Bill Raftery has been a Garden regular since 1955
Bill Raftery is old enough to have played for LaSalle at the old Madison Square Garden on Eighth Avenue in the early 1960s, but his experience with college basketball in the building predates even that.
“The first time was Bill Russell [of San Francisco] playing against Tommy Heinsohn [of Holy Cross] in the [1955] Holiday Festival,’’ Raftery said Thursday as he prepared to work the NCAA East Regional as an analyst.
“I was just a [12-year-old] kid, watching Russell force Tommy to take hooks shots quite a distance away, because he couldn’t get the normal jump shot off. I was like, ‘Oh, my God.’’’
San Francisco won, 67-51, en route to the NCAA Championship.
Raftery also recalls the 1964 Holiday Festival semifinal between Bill Bradley of Princeton and Cazzie Russel of Michigan, which Michigan won, 80-78, in one of the most memorable college games in Garden history.
Raftery later coached Seton Hall at the current Garden before embarking on his long broadcasting career, including dozens of more games in the building.
“The Garden used to give us three or four national opponents that I didn’t have to return the game [on the road],’’ he said. “We could compete here and never win at Duke, win at Carolina, win at Vegas. We all felt like this is the big time, this is what you really play the game for.
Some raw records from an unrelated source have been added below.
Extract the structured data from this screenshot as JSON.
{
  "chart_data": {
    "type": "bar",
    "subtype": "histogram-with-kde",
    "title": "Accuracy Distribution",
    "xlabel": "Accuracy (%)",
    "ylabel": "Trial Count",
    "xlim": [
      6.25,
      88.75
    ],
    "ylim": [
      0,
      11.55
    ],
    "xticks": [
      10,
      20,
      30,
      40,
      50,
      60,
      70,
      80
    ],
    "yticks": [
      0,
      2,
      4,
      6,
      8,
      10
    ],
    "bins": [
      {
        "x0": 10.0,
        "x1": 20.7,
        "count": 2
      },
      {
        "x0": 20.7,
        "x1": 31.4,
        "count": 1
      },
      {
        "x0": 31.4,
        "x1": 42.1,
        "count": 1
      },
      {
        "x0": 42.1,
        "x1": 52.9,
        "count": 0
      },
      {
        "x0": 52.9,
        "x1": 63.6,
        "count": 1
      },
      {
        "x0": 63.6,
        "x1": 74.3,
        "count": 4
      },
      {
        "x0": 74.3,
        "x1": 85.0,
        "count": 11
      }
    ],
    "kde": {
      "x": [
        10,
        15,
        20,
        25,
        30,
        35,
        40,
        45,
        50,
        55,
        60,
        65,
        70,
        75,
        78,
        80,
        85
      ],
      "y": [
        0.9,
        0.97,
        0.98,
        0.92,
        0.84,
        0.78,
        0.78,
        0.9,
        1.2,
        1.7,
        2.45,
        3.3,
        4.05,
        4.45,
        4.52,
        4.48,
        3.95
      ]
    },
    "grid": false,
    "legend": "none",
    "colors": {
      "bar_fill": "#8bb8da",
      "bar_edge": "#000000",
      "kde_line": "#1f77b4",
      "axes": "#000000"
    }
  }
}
I know our players did and I know coming into this thing these kids will.’’
Raftery, who worked the first Big East Tournament on Fox earlier this month, said there was speculation last week that he and Verne Lundquist would be assigned to the Garden this weekend, but he does not like to look ahead.
“I don’t really care where we go, but when it was decided, this is pretty special,’’ he said.
Raftery said he likes the new look of the Garden after a three-year renovation but like many he misses the “Willis Reed Tunnel,’’ which is hidden in the new configuration.
Raftery has a special place in his heart for the 1969-70 Knicks. The season before he took over at Seton Hall he said he attended every home game and 18 road games while sitting beside play-by-play man Bob Wolff writing helpful notes.
“It wasn’t a job,’’ he said. “I didn’t get paid anything.’’
Among the road games he attended was the one against the Royals that extended the Knicks’ winning streak to 18.
Raftery said he was friendly with Knicks coach Red Holzman and that Holzman and his wife, Selma, attended Raftery’s wedding to his wife, Joan.
Actually, Raftery said he missed one home game in that storied 1969-70 Knicks season. After Raftery accepted the Seton Hall job for 1970-71, outgoing coach Richie Regan insisted Raftery attend his retirement dinner.
Raftery complied. It was May 8, 1970, the night Reed walked through the tunnel and the Knicks won their first championship – the only one they have secured on their home floor at the Garden.